LaBute’s fall is quieter but just as damning.  His plays confuse sadism for inquiry, cruelty for courage.  They offer no counterweight — only traps sprung on characters (usually women) in the name of “truth.”  As cultural literacy around gender and power evolved, his work was revealed not as daring but as blunt, schematic and incurious.


Some examples:


When cruelty still posed a question –


  • In the Company of Men

    The misogyny is undeniable — but the film frames it as pathology.  The men’s conspiracy exposes how cruelty masquerades as bonding.  The audience is meant to recoil and understand how such harm is socially engineered.


  • The Shape of Things

    Manipulation is the subject, not the method.  The final revelation lands because the play has genuinely examined authorship, control and the ethics of transformation.


When cruelty became the point –


  • Fat Pig

    The play presents humiliation without counterweight.  The characters exist largely to enact contempt.  The cruelty doesn’t expose social systems or inner contradiction — it simply repeats a premise and calls it honesty.


  • Some Girl(s)

    A parade of women designed to be discarded, each scene a trap rather than a discovery.  The structure guarantees superiority for the author and impotence for the characters.  Nothing is risked except empathy.


The problem with Mamet and LaBute is not that audiences became “too sensitive.”  It’s that theater grew more sophisticated.  We learned to ask: To what end?  What is being risked? What is being discovered?


Mamet and LaBute once answered those questions.  And now they mostly don’t.
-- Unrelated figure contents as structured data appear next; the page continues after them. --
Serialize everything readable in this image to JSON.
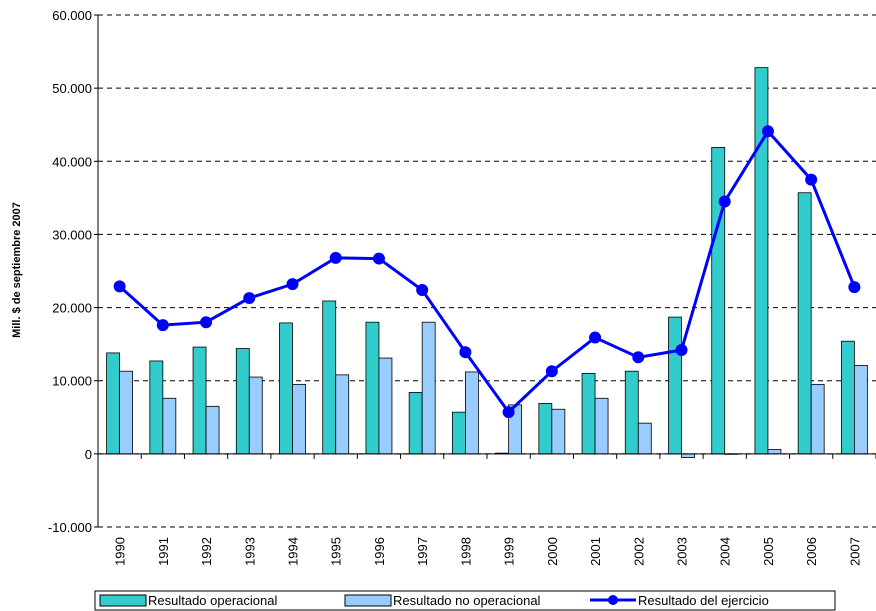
{
  "chart_data": {
    "type": "bar-line",
    "y_label": "Mill. $ de septiembre 2007",
    "categories": [
      "1990",
      "1991",
      "1992",
      "1993",
      "1994",
      "1995",
      "1996",
      "1997",
      "1998",
      "1999",
      "2000",
      "2001",
      "2002",
      "2003",
      "2004",
      "2005",
      "2006",
      "2007"
    ],
    "series": [
      {
        "name": "Resultado operacional",
        "type": "bar",
        "color": "#33cccc",
        "values": [
          13800,
          12700,
          14600,
          14400,
          17900,
          20900,
          18000,
          8400,
          5700,
          100,
          6900,
          11000,
          11300,
          18700,
          41900,
          52800,
          35700,
          15400
        ]
      },
      {
        "name": "Resultado no operacional",
        "type": "bar",
        "color": "#99ccff",
        "values": [
          11300,
          7600,
          6500,
          10500,
          9500,
          10800,
          13100,
          18000,
          11200,
          6700,
          6100,
          7600,
          4200,
          -500,
          0,
          600,
          9500,
          12100
        ]
      },
      {
        "name": "Resultado del ejercicio",
        "type": "line",
        "color": "#0000ff",
        "values": [
          22900,
          17600,
          18000,
          21300,
          23200,
          26800,
          26700,
          22400,
          13900,
          5700,
          11300,
          15900,
          13200,
          14200,
          34500,
          44100,
          37500,
          22800
        ]
      }
    ],
    "ylim": [
      -10000,
      60000
    ],
    "yticks": [
      {
        "value": -10000,
        "label": "-10.000"
      },
      0,
      {
        "value": 10000,
        "label": "10.000"
      },
      {
        "value": 20000,
        "label": "20.000"
      },
      {
        "value": 30000,
        "label": "30.000"
      },
      {
        "value": 40000,
        "label": "40.000"
      },
      {
        "value": 50000,
        "label": "50.000"
      },
      {
        "value": 60000,
        "label": "60.000"
      }
    ],
    "grid": true,
    "legend": "bottom"
  }
}
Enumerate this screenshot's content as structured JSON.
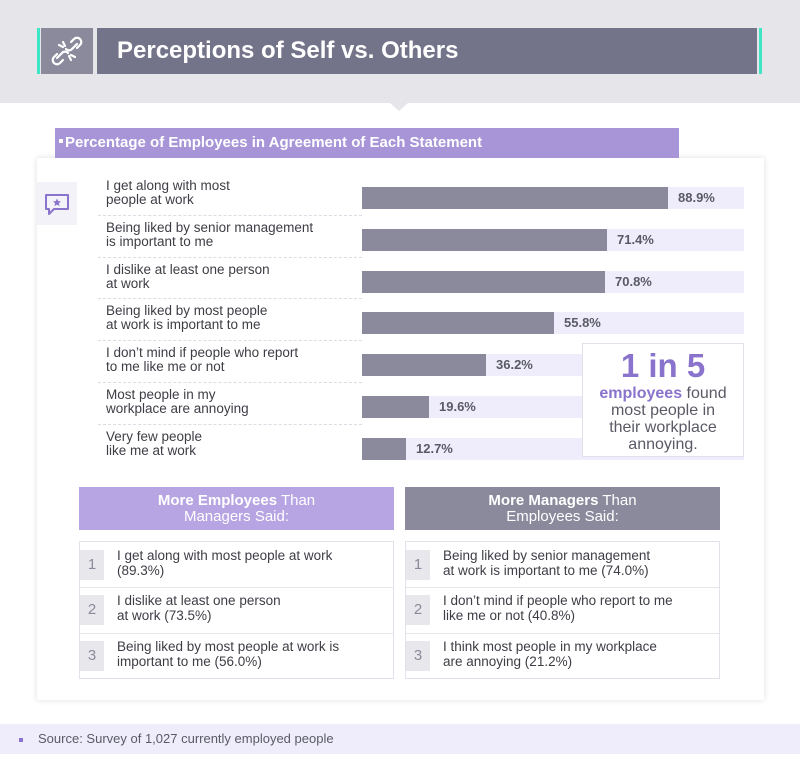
{
  "header": {
    "title": "Perceptions of Self vs. Others",
    "icon": "broken-link-icon",
    "accent_color": "#3ee6c6"
  },
  "subtitle": "Percentage of Employees in Agreement of Each Statement",
  "chart_data": {
    "type": "bar",
    "orientation": "horizontal",
    "title": "Percentage of Employees in Agreement of Each Statement",
    "categories": [
      "I get along with most people at work",
      "Being liked by senior management is important to me",
      "I dislike at least one person at work",
      "Being liked by most people at work is important to me",
      "I don't mind if people who report to me like me or not",
      "Most people in my workplace are annoying",
      "Very few people like me at work"
    ],
    "values": [
      88.9,
      71.4,
      70.8,
      55.8,
      36.2,
      19.6,
      12.7
    ],
    "value_labels": [
      "88.9%",
      "71.4%",
      "70.8%",
      "55.8%",
      "36.2%",
      "19.6%",
      "12.7%"
    ],
    "xlim": [
      0,
      100
    ],
    "bar_color": "#8a8a9c",
    "track_color": "#efedfb"
  },
  "statement_lines": [
    [
      "I get along with most",
      "people at work"
    ],
    [
      "Being liked by senior management",
      "is important to me"
    ],
    [
      "I dislike at least one person",
      "at work"
    ],
    [
      "Being liked by most people",
      "at work is important to me"
    ],
    [
      "I don’t mind if people who report",
      "to me like me or not"
    ],
    [
      "Most people in my",
      "workplace are annoying"
    ],
    [
      "Very few people",
      "like me at work"
    ]
  ],
  "callout": {
    "big": "1 in 5",
    "highlight": "employees",
    "line1_rest": " found",
    "line2": "most people in",
    "line3": "their workplace",
    "line4": "annoying."
  },
  "comparison": {
    "employees": {
      "title_bold": "More Employees",
      "title_rest": " Than",
      "title_line2": "Managers Said:",
      "items": [
        {
          "num": "1",
          "lines": [
            "I get along with most people at work",
            "(89.3%)"
          ]
        },
        {
          "num": "2",
          "lines": [
            "I dislike at least one person",
            "at work (73.5%)"
          ]
        },
        {
          "num": "3",
          "lines": [
            "Being liked by most people at work is",
            "important to me (56.0%)"
          ]
        }
      ]
    },
    "managers": {
      "title_bold": "More Managers",
      "title_rest": " Than",
      "title_line2": "Employees Said:",
      "items": [
        {
          "num": "1",
          "lines": [
            "Being liked by senior management",
            "at work is important to me (74.0%)"
          ]
        },
        {
          "num": "2",
          "lines": [
            "I don’t mind if people who report to me",
            "like me or not (40.8%)"
          ]
        },
        {
          "num": "3",
          "lines": [
            "I think most people in my workplace",
            "are annoying (21.2%)"
          ]
        }
      ]
    }
  },
  "source": "Source: Survey of 1,027 currently employed people",
  "colors": {
    "purple": "#a795d8",
    "purple_text": "#8a73cc",
    "gray": "#8a8a9c",
    "header_gray": "#73738a"
  }
}
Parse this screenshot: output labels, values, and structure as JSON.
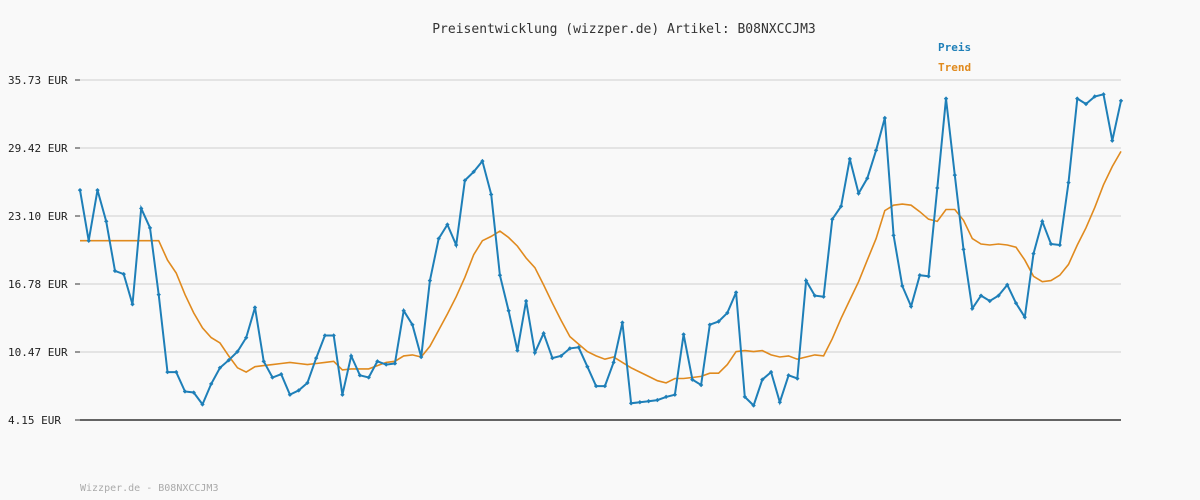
{
  "chart_data": {
    "type": "line",
    "title": "Preisentwicklung (wizzper.de) Artikel: B08NXCCJM3",
    "footer": "Wizzper.de - B08NXCCJM3",
    "y_ticks": [
      "35.73 EUR",
      "29.42 EUR",
      "23.10 EUR",
      "16.78 EUR",
      "10.47 EUR",
      "4.15 EUR"
    ],
    "ylim": [
      4.15,
      35.73
    ],
    "grid": true,
    "legend_position": "top-right",
    "colors": {
      "preis": "#1e7fb8",
      "trend": "#e08a1e",
      "grid": "#dddddd",
      "axis": "#333333"
    },
    "series": [
      {
        "name": "Preis",
        "values": [
          25.5,
          20.8,
          25.5,
          22.6,
          18.0,
          17.7,
          14.9,
          23.8,
          22.0,
          15.8,
          8.6,
          8.6,
          6.8,
          6.7,
          5.6,
          7.5,
          9.0,
          9.7,
          10.5,
          11.8,
          14.6,
          9.6,
          8.1,
          8.4,
          6.5,
          6.9,
          7.6,
          9.9,
          12.0,
          12.0,
          6.5,
          10.1,
          8.3,
          8.1,
          9.6,
          9.3,
          9.4,
          14.3,
          13.0,
          10.0,
          17.1,
          21.0,
          22.3,
          20.4,
          26.4,
          27.2,
          28.2,
          25.1,
          17.6,
          14.3,
          10.6,
          15.2,
          10.4,
          12.2,
          9.9,
          10.1,
          10.8,
          10.9,
          9.1,
          7.3,
          7.3,
          9.5,
          13.2,
          5.7,
          5.8,
          5.9,
          6.0,
          6.3,
          6.5,
          12.1,
          7.9,
          7.4,
          13.0,
          13.3,
          14.1,
          16.0,
          6.3,
          5.5,
          7.9,
          8.6,
          5.8,
          8.3,
          8.0,
          17.1,
          15.7,
          15.6,
          22.8,
          24.0,
          28.4,
          25.2,
          26.6,
          29.2,
          32.2,
          21.3,
          16.6,
          14.7,
          17.6,
          17.5,
          25.7,
          34.0,
          26.9,
          20.0,
          14.5,
          15.7,
          15.2,
          15.7,
          16.7,
          15.0,
          13.7,
          19.6,
          22.6,
          20.5,
          20.4,
          26.2,
          34.0,
          33.5,
          34.2,
          34.4,
          30.1,
          33.8
        ]
      },
      {
        "name": "Trend",
        "values": [
          20.8,
          20.8,
          20.8,
          20.8,
          20.8,
          20.8,
          20.8,
          20.8,
          20.8,
          20.8,
          19.0,
          17.8,
          15.8,
          14.1,
          12.7,
          11.8,
          11.3,
          10.1,
          9.0,
          8.6,
          9.1,
          9.2,
          9.3,
          9.4,
          9.5,
          9.4,
          9.3,
          9.4,
          9.5,
          9.6,
          8.8,
          8.9,
          8.9,
          8.9,
          9.2,
          9.5,
          9.6,
          10.1,
          10.2,
          10.0,
          11.0,
          12.5,
          14.0,
          15.6,
          17.4,
          19.5,
          20.8,
          21.2,
          21.7,
          21.1,
          20.3,
          19.2,
          18.3,
          16.7,
          15.0,
          13.4,
          11.9,
          11.2,
          10.5,
          10.1,
          9.8,
          10.0,
          9.5,
          9.0,
          8.6,
          8.2,
          7.8,
          7.6,
          8.0,
          8.0,
          8.1,
          8.2,
          8.5,
          8.5,
          9.3,
          10.5,
          10.6,
          10.5,
          10.6,
          10.2,
          10.0,
          10.1,
          9.8,
          10.0,
          10.2,
          10.1,
          11.7,
          13.6,
          15.3,
          17.0,
          19.0,
          21.0,
          23.6,
          24.1,
          24.2,
          24.1,
          23.5,
          22.8,
          22.6,
          23.7,
          23.7,
          22.7,
          21.0,
          20.5,
          20.4,
          20.5,
          20.4,
          20.2,
          19.0,
          17.5,
          17.0,
          17.1,
          17.6,
          18.6,
          20.4,
          22.0,
          23.9,
          26.0,
          27.7,
          29.1
        ]
      }
    ]
  }
}
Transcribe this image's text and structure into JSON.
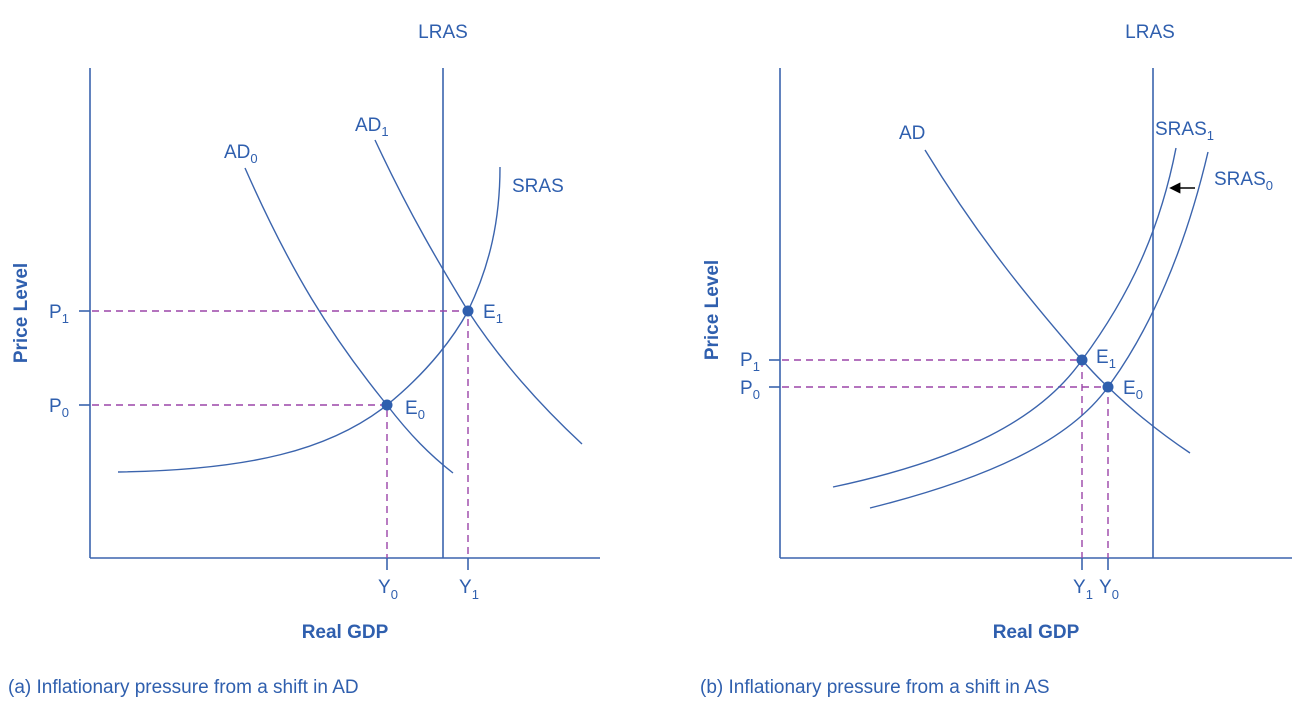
{
  "colors": {
    "curve": "#3b64ad",
    "dashed": "#9b45a8",
    "text": "#2f5fae",
    "arrow": "#000000"
  },
  "panels": [
    {
      "caption": "(a) Inflationary pressure from a shift in AD",
      "y_axis_label": "Price Level",
      "x_axis_label": "Real GDP",
      "lras": "LRAS",
      "curves": {
        "ad0": {
          "main": "AD",
          "sub": "0"
        },
        "ad1": {
          "main": "AD",
          "sub": "1"
        },
        "sras": {
          "main": "SRAS",
          "sub": ""
        }
      },
      "points": {
        "e0": {
          "main": "E",
          "sub": "0"
        },
        "e1": {
          "main": "E",
          "sub": "1"
        }
      },
      "ticks": {
        "p0": {
          "main": "P",
          "sub": "0"
        },
        "p1": {
          "main": "P",
          "sub": "1"
        },
        "y0": {
          "main": "Y",
          "sub": "0"
        },
        "y1": {
          "main": "Y",
          "sub": "1"
        }
      }
    },
    {
      "caption": "(b) Inflationary pressure from a shift in AS",
      "y_axis_label": "Price Level",
      "x_axis_label": "Real GDP",
      "lras": "LRAS",
      "curves": {
        "ad": {
          "main": "AD",
          "sub": ""
        },
        "sras1": {
          "main": "SRAS",
          "sub": "1"
        },
        "sras0": {
          "main": "SRAS",
          "sub": "0"
        }
      },
      "points": {
        "e0": {
          "main": "E",
          "sub": "0"
        },
        "e1": {
          "main": "E",
          "sub": "1"
        }
      },
      "ticks": {
        "p0": {
          "main": "P",
          "sub": "0"
        },
        "p1": {
          "main": "P",
          "sub": "1"
        },
        "y0": {
          "main": "Y",
          "sub": "0"
        },
        "y1": {
          "main": "Y",
          "sub": "1"
        }
      }
    }
  ]
}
What curdled was not their talent but their premise: that confrontation alone equals depth, that domination is the same as revelation.  When the culture stopped mistaking severity for seriousness, their work lost its camouflage.  Theater didn’t reject danger; it demanded stakes beyond humiliation.  It didn’t ban cruelty; it asked whether cruelty disclosed anything we didn’t already know.


Their absence from the center isn’t a moral purge or a sensitivity spiral.  It’s a market correction of attention.  Writers who once shocked us into awareness began repeating themselves, and repetition is the fastest way to drain shock of meaning.  Meanwhile, other voices learned to be just as ruthless with power while remaining curious about people.


What lingers from Mamet and LaBute is a lesson, not a legacy: provocation without inquiry is noise; certainty without doubt is propaganda; and cruelty without discovery is just cruelty. 


The theater moved on — not because it grew timid, but because it grew smarter.


Do you agree/disagree?  I’d love to know why.